Ensayo #2 / Money — Same sequence as Ensayo #1 — the goal here was to achieve consistency between different shots to generate continuity. Prompt: Industrial indoor scene, cinematic lighting, detailed assembly line environment, metallic suitcase placed open at the center of the frame, part of an automated production process, mechanical arms and conveyor belts around, reflections on steel surfaces, volumetric light filtering through factory dust, high detail, hyper-realistic, depth of field, 35mm lens, 8k, cinematic composition, moody atmosphere.
Ensayo #3 / Yellow Car — In this test, text was added on top of the static image so that Veo 3 could develop the video sequence.
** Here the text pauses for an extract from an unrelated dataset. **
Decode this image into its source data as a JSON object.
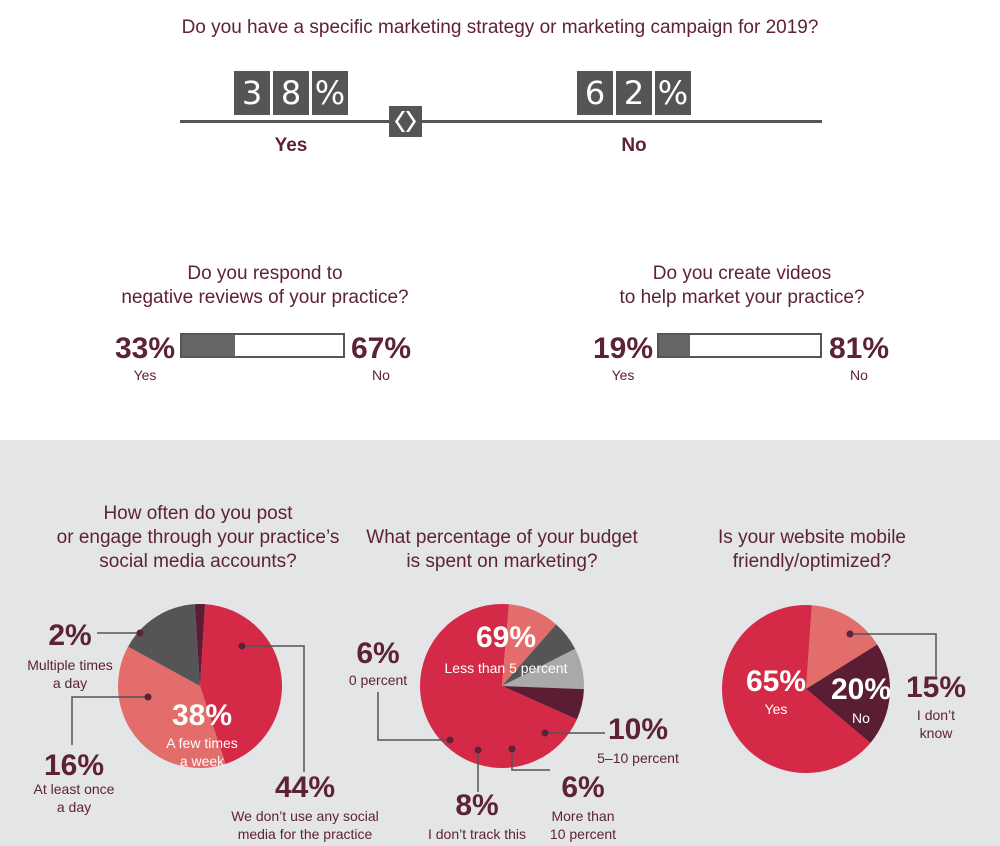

Prompt: 1980s camera film grain style, cinematic framing, rear camera view of a battered yellow car, speeding along a mountain road towards a dramatic fork. To the left, a dark tunnel carved into the rocky mountain, mysterious and ominous, faint light glowing inside. To the right, the road descends sharply along the steep mountainside, overlooking a vast valley bathed in late afternoon golden light. Dust and smoke trail behind the car, tension-filled atmosphere, high contrast shadows, cinematic suspense, vintage film look.